775 - Dupilumab Treatment Normalizes Skin Barrier Structure and Function and Improves Clinical Outcomes in Patients with Atopic Dermatitis

Type 2 inflammatory cytokines IL-4 and IL-13 contribute to skin barrier disruption in atopic dermatitis (AD).

Objective:

We evaluated the effect of dupilumab on skin barrier function, lipid composition, and clinical outcomes in adults and adolescents with moderate-to-severe AD.

Design/Methods:

BALISTAD (NCT04447417) was a 16-week, open-label study. Transepidermal water loss (TEWL) after skin tape stripping (STS) was assessed in lesional skin of 26 AD patients treated with dupilumab and on the skin of 26 healthy volunteers. Lipid composition was assessed by liquid chromatography tandem mass spectrometry.

Results:

Median TEWL after 5 STS in AD lesions was significantly reduced from baseline starting at Week 2 (P < 0.0001) and sustained through Week 16 (P < 0.0001). At Week 16, there was no difference in the LS mean TEWL in lesional skin of AD patients vs healthy volunteers’ skin (P = 0.225).

At baseline, the ratio of total C20 EOS ceramides to total C20 NS ceramides in AD lesional skin was significantly lower than in skin of healthy volunteers (P = 0.003). At Week 16, the ratio significantly improved in AD lesional skin, showing no difference compared with skin of healthy volunteers' (P = 0.2118).
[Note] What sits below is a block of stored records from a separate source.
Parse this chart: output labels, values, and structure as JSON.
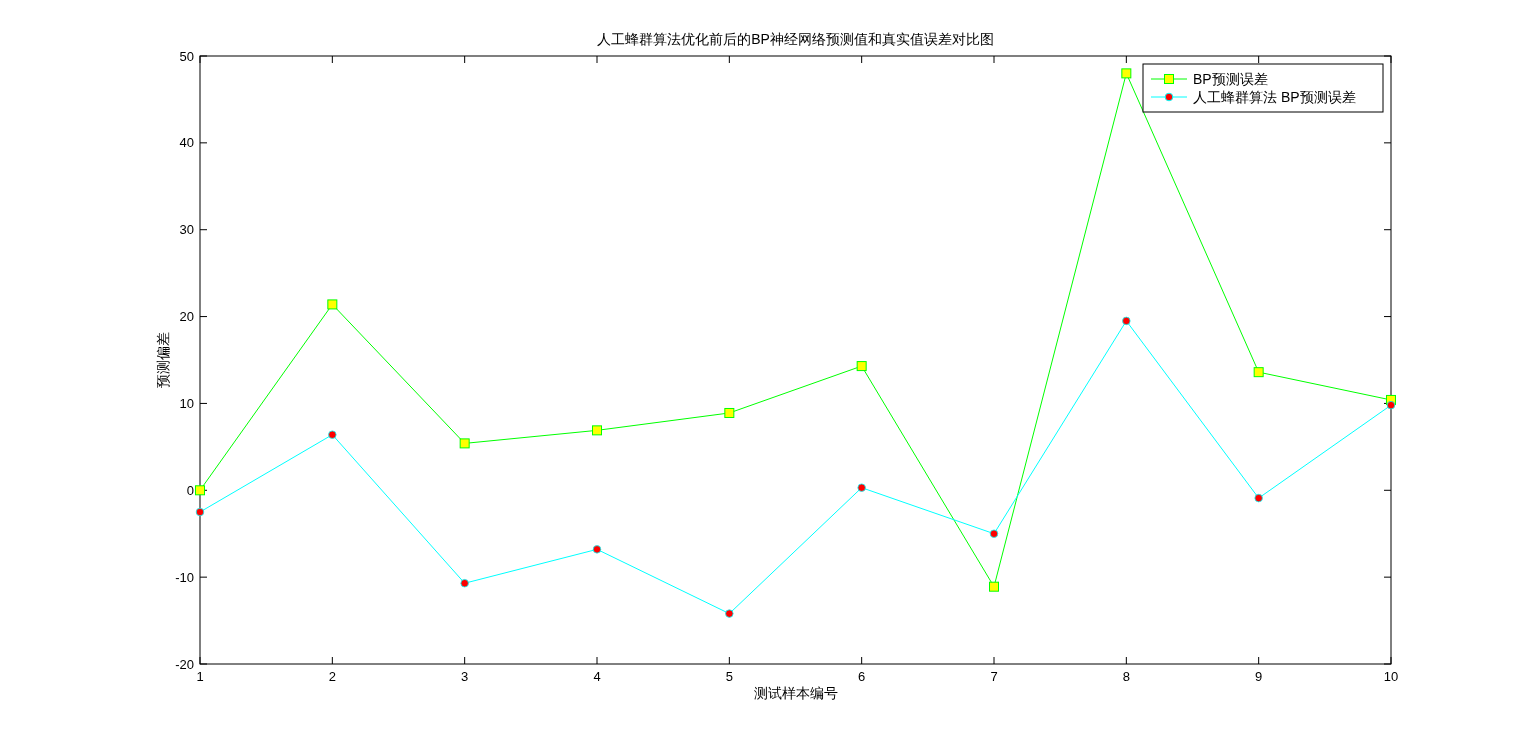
{
  "chart_data": {
    "type": "line",
    "title": "人工蜂群算法优化前后的BP神经网络预测值和真实值误差对比图",
    "xlabel": "测试样本编号",
    "ylabel": "预测偏差",
    "x": [
      1,
      2,
      3,
      4,
      5,
      6,
      7,
      8,
      9,
      10
    ],
    "xlim": [
      1,
      10
    ],
    "xticks": [
      1,
      2,
      3,
      4,
      5,
      6,
      7,
      8,
      9,
      10
    ],
    "ylim": [
      -20,
      50
    ],
    "yticks": [
      -20,
      -10,
      0,
      10,
      20,
      30,
      40,
      50
    ],
    "grid": false,
    "legend": "top right",
    "line_style": "solid",
    "series": [
      {
        "name": "BP预测误差",
        "color": "#00ff00",
        "marker": "square",
        "colors": [
          "#ffff00",
          "#ffff00",
          "#ffff00",
          "#ffff00",
          "#ffff00",
          "#ffff00",
          "#ffff00",
          "#ffff00",
          "#ffff00",
          "#ffff00"
        ],
        "values": [
          0,
          21.4,
          5.4,
          6.9,
          8.9,
          14.3,
          -11.1,
          48.0,
          13.6,
          10.4
        ]
      },
      {
        "name": "人工蜂群算法 BP预测误差",
        "color": "#00ffff",
        "marker": "circle",
        "colors": [
          "#ff0000",
          "#ff0000",
          "#ff0000",
          "#ff0000",
          "#ff0000",
          "#ff0000",
          "#ff0000",
          "#ff0000",
          "#ff0000",
          "#ff0000"
        ],
        "values": [
          -2.5,
          6.4,
          -10.7,
          -6.8,
          -14.2,
          0.3,
          -5.0,
          19.5,
          -0.9,
          9.8
        ]
      }
    ]
  }
}
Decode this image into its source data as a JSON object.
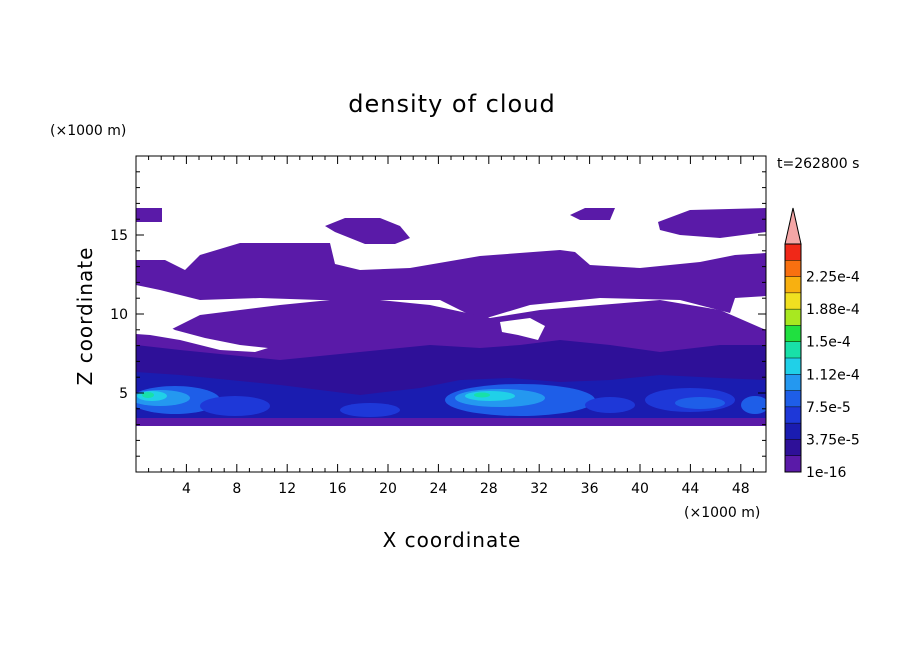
{
  "chart_data": {
    "type": "heatmap",
    "title": "density of cloud",
    "time_label": "t=262800 s",
    "xlabel": "X coordinate",
    "ylabel": "Z coordinate",
    "x_unit": "(×1000 m)",
    "y_unit": "(×1000 m)",
    "xlim": [
      0,
      50
    ],
    "ylim": [
      0,
      20
    ],
    "x_ticks": [
      "4",
      "8",
      "12",
      "16",
      "20",
      "24",
      "28",
      "32",
      "36",
      "40",
      "44",
      "48"
    ],
    "y_ticks": [
      "5",
      "10",
      "15"
    ],
    "colorbar": {
      "labels": [
        "1e-16",
        "3.75e-5",
        "7.5e-5",
        "1.12e-4",
        "1.5e-4",
        "1.88e-4",
        "2.25e-4"
      ],
      "levels": [
        1e-16,
        1.875e-05,
        3.75e-05,
        5.625e-05,
        7.5e-05,
        9.375e-05,
        0.0001125,
        0.00013125,
        0.00015,
        0.00016875,
        0.0001875,
        0.00020625,
        0.000225,
        0.00024375
      ],
      "colors": [
        "#5a1aa8",
        "#2e1098",
        "#1a1cb0",
        "#1e38d8",
        "#1e5ee8",
        "#2498f0",
        "#20d0e8",
        "#18e0a8",
        "#20e040",
        "#a8e820",
        "#f0e020",
        "#f8b010",
        "#f87010",
        "#f02818"
      ],
      "extend_color": "#f4a6a6",
      "extend": "max"
    },
    "cloud_layers": [
      {
        "z_bottom": 3.3,
        "z_top": 9.0,
        "x_start": 0,
        "x_end": 50,
        "level": 1e-16
      },
      {
        "z_bottom": 10.0,
        "z_top": 13.3,
        "x_start": 0,
        "x_end": 50,
        "level": 1e-16
      },
      {
        "z_bottom": 3.3,
        "z_top": 7.0,
        "x_start": 0,
        "x_end": 50,
        "level": 1.875e-05
      },
      {
        "z_bottom": 3.5,
        "z_top": 5.5,
        "x_start": 0,
        "x_end": 50,
        "level": 5.625e-05
      }
    ],
    "maxima": [
      {
        "x": 1.5,
        "z": 4.9,
        "value": 0.00015
      },
      {
        "x": 27.5,
        "z": 5.0,
        "value": 0.00015
      }
    ]
  }
}
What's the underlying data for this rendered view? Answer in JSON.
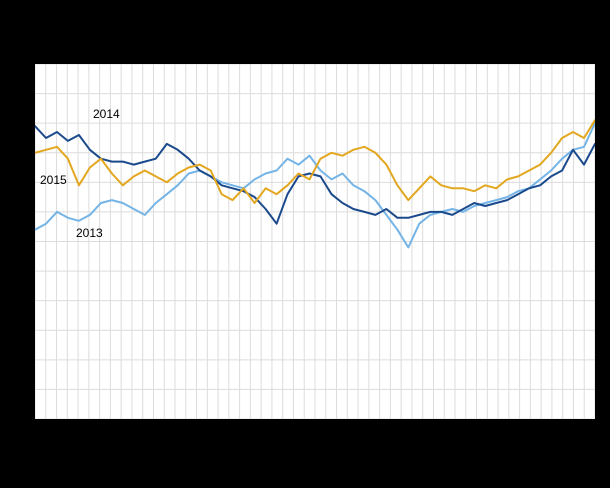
{
  "page": {
    "background": "#000000",
    "plot_background": "#ffffff"
  },
  "chart_data": {
    "type": "line",
    "title": "",
    "xlabel": "",
    "ylabel": "",
    "x_unit": "week",
    "n_points": 52,
    "ylim": [
      0,
      120
    ],
    "y_grid_step": 10,
    "grid": true,
    "grid_color": "#dcdcdc",
    "legend_position": "inline-labels",
    "annotations": [
      {
        "label": "2014"
      },
      {
        "label": "2015"
      },
      {
        "label": "2013"
      }
    ],
    "series": [
      {
        "name": "2013",
        "color": "#74b4e6",
        "values": [
          64,
          66,
          70,
          68,
          67,
          69,
          73,
          74,
          73,
          71,
          69,
          73,
          76,
          79,
          83,
          84,
          82,
          80,
          79,
          78,
          81,
          83,
          84,
          88,
          86,
          89,
          84,
          81,
          83,
          79,
          77,
          74,
          69,
          64,
          58,
          66,
          69,
          70,
          71,
          70,
          72,
          73,
          74,
          75,
          77,
          78,
          81,
          84,
          88,
          91,
          92,
          100
        ]
      },
      {
        "name": "2014",
        "color": "#1b4a8c",
        "values": [
          99,
          95,
          97,
          94,
          96,
          91,
          88,
          87,
          87,
          86,
          87,
          88,
          93,
          91,
          88,
          84,
          82,
          79,
          78,
          77,
          75,
          71,
          66,
          76,
          82,
          83,
          82,
          76,
          73,
          71,
          70,
          69,
          71,
          68,
          68,
          69,
          70,
          70,
          69,
          71,
          73,
          72,
          73,
          74,
          76,
          78,
          79,
          82,
          84,
          91,
          86,
          93
        ]
      },
      {
        "name": "2015",
        "color": "#e3a71f",
        "values": [
          90,
          91,
          92,
          88,
          79,
          85,
          88,
          83,
          79,
          82,
          84,
          82,
          80,
          83,
          85,
          86,
          84,
          76,
          74,
          78,
          73,
          78,
          76,
          79,
          83,
          81,
          88,
          90,
          89,
          91,
          92,
          90,
          86,
          79,
          74,
          78,
          82,
          79,
          78,
          78,
          77,
          79,
          78,
          81,
          82,
          84,
          86,
          90,
          95,
          97,
          95,
          101
        ]
      }
    ]
  }
}
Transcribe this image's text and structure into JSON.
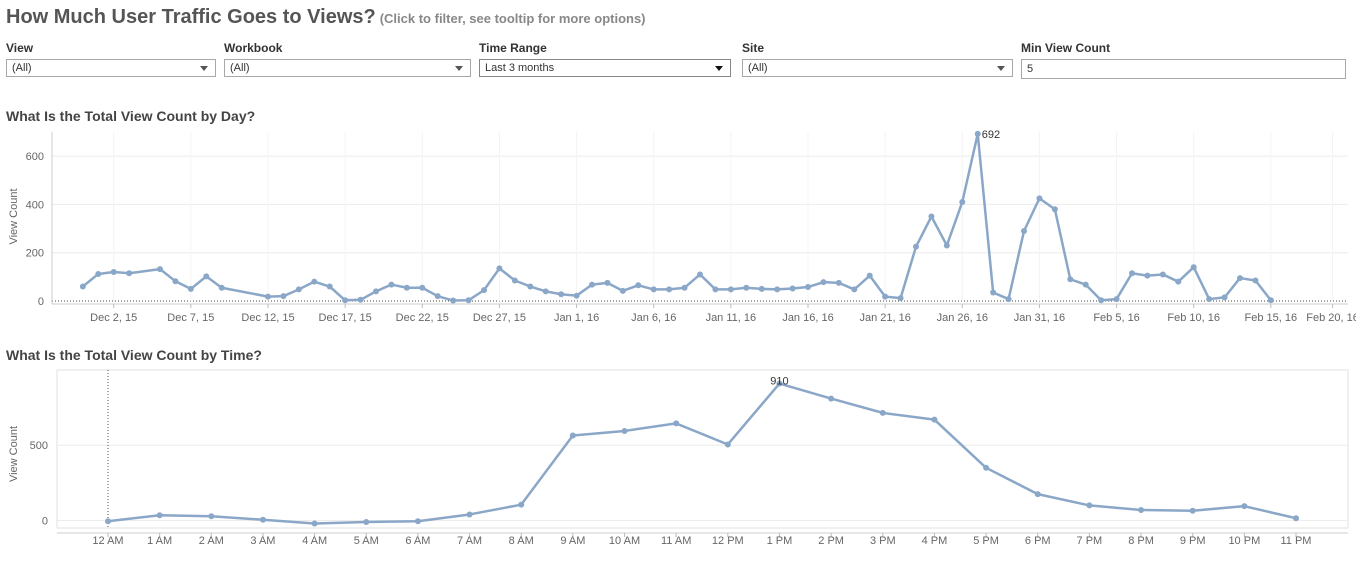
{
  "header": {
    "title": "How Much User Traffic Goes to Views?",
    "subtitle": "(Click to filter, see tooltip for more options)"
  },
  "filters": [
    {
      "label": "View",
      "value": "(All)",
      "type": "dropdown"
    },
    {
      "label": "Workbook",
      "value": "(All)",
      "type": "dropdown"
    },
    {
      "label": "Time Range",
      "value": "Last 3 months",
      "type": "dropdown"
    },
    {
      "label": "Site",
      "value": "(All)",
      "type": "dropdown"
    },
    {
      "label": "Min View Count",
      "value": "5",
      "type": "text"
    }
  ],
  "colors": {
    "line": "#8aa7c8",
    "grid": "#ececec",
    "axis": "#666666"
  },
  "chart_data": [
    {
      "type": "line",
      "title": "What Is the Total View Count by Day?",
      "ylabel": "View Count",
      "xlabel": "",
      "x_start_date": "2015-11-28",
      "x_range_days": [
        0,
        84
      ],
      "ylim": [
        0,
        700
      ],
      "yticks": [
        0,
        200,
        400,
        600
      ],
      "xticks": [
        {
          "day": 4,
          "label": "Dec 2, 15"
        },
        {
          "day": 9,
          "label": "Dec 7, 15"
        },
        {
          "day": 14,
          "label": "Dec 12, 15"
        },
        {
          "day": 19,
          "label": "Dec 17, 15"
        },
        {
          "day": 24,
          "label": "Dec 22, 15"
        },
        {
          "day": 29,
          "label": "Dec 27, 15"
        },
        {
          "day": 34,
          "label": "Jan 1, 16"
        },
        {
          "day": 39,
          "label": "Jan 6, 16"
        },
        {
          "day": 44,
          "label": "Jan 11, 16"
        },
        {
          "day": 49,
          "label": "Jan 16, 16"
        },
        {
          "day": 54,
          "label": "Jan 21, 16"
        },
        {
          "day": 59,
          "label": "Jan 26, 16"
        },
        {
          "day": 64,
          "label": "Jan 31, 16"
        },
        {
          "day": 69,
          "label": "Feb 5, 16"
        },
        {
          "day": 74,
          "label": "Feb 10, 16"
        },
        {
          "day": 79,
          "label": "Feb 15, 16"
        },
        {
          "day": 83,
          "label": "Feb 20, 16"
        }
      ],
      "points": [
        [
          2,
          60
        ],
        [
          3,
          112
        ],
        [
          4,
          120
        ],
        [
          5,
          115
        ],
        [
          7,
          132
        ],
        [
          8,
          82
        ],
        [
          9,
          50
        ],
        [
          10,
          102
        ],
        [
          11,
          55
        ],
        [
          14,
          18
        ],
        [
          15,
          20
        ],
        [
          16,
          48
        ],
        [
          17,
          80
        ],
        [
          18,
          60
        ],
        [
          19,
          3
        ],
        [
          20,
          5
        ],
        [
          21,
          40
        ],
        [
          22,
          68
        ],
        [
          23,
          55
        ],
        [
          24,
          55
        ],
        [
          25,
          20
        ],
        [
          26,
          2
        ],
        [
          27,
          3
        ],
        [
          28,
          45
        ],
        [
          29,
          135
        ],
        [
          30,
          85
        ],
        [
          31,
          60
        ],
        [
          32,
          40
        ],
        [
          33,
          28
        ],
        [
          34,
          22
        ],
        [
          35,
          68
        ],
        [
          36,
          75
        ],
        [
          37,
          42
        ],
        [
          38,
          65
        ],
        [
          39,
          48
        ],
        [
          40,
          48
        ],
        [
          41,
          55
        ],
        [
          42,
          110
        ],
        [
          43,
          48
        ],
        [
          44,
          48
        ],
        [
          45,
          55
        ],
        [
          46,
          50
        ],
        [
          47,
          48
        ],
        [
          48,
          52
        ],
        [
          49,
          58
        ],
        [
          50,
          78
        ],
        [
          51,
          75
        ],
        [
          52,
          48
        ],
        [
          53,
          105
        ],
        [
          54,
          18
        ],
        [
          55,
          12
        ],
        [
          56,
          225
        ],
        [
          57,
          350
        ],
        [
          58,
          230
        ],
        [
          59,
          410
        ],
        [
          60,
          692
        ],
        [
          61,
          35
        ],
        [
          62,
          8
        ],
        [
          63,
          290
        ],
        [
          64,
          425
        ],
        [
          65,
          380
        ],
        [
          66,
          90
        ],
        [
          67,
          68
        ],
        [
          68,
          3
        ],
        [
          69,
          8
        ],
        [
          70,
          115
        ],
        [
          71,
          105
        ],
        [
          72,
          110
        ],
        [
          73,
          80
        ],
        [
          74,
          140
        ],
        [
          75,
          8
        ],
        [
          76,
          15
        ],
        [
          77,
          95
        ],
        [
          78,
          85
        ],
        [
          79,
          3
        ]
      ],
      "annotations": [
        {
          "day": 60,
          "value": 692,
          "text": "692"
        }
      ]
    },
    {
      "type": "line",
      "title": "What Is the Total View Count by Time?",
      "ylabel": "View Count",
      "xlabel": "",
      "ylim": [
        -50,
        1000
      ],
      "yticks": [
        0,
        500
      ],
      "categories": [
        "12 AM",
        "1 AM",
        "2 AM",
        "3 AM",
        "4 AM",
        "5 AM",
        "6 AM",
        "7 AM",
        "8 AM",
        "9 AM",
        "10 AM",
        "11 AM",
        "12 PM",
        "1 PM",
        "2 PM",
        "3 PM",
        "4 PM",
        "5 PM",
        "6 PM",
        "7 PM",
        "8 PM",
        "9 PM",
        "10 PM",
        "11 PM"
      ],
      "values": [
        -5,
        35,
        28,
        5,
        -20,
        -10,
        -5,
        40,
        105,
        565,
        595,
        645,
        505,
        910,
        810,
        715,
        670,
        350,
        175,
        100,
        70,
        65,
        95,
        15
      ],
      "annotations": [
        {
          "index": 13,
          "value": 910,
          "text": "910"
        }
      ]
    }
  ]
}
Clinical assessments of AD lesions, itch, sleep, and quality of life significantly improved from baseline (P < 0.0001). Overall safety was consistent with the known dupilumab safety profile.

Conclusion(s): Dupilumab treatment normalizes skin barrier function in patients with moderate-to-severe AD and is associated with significant improvement in AD signs and symptoms, and quality of life.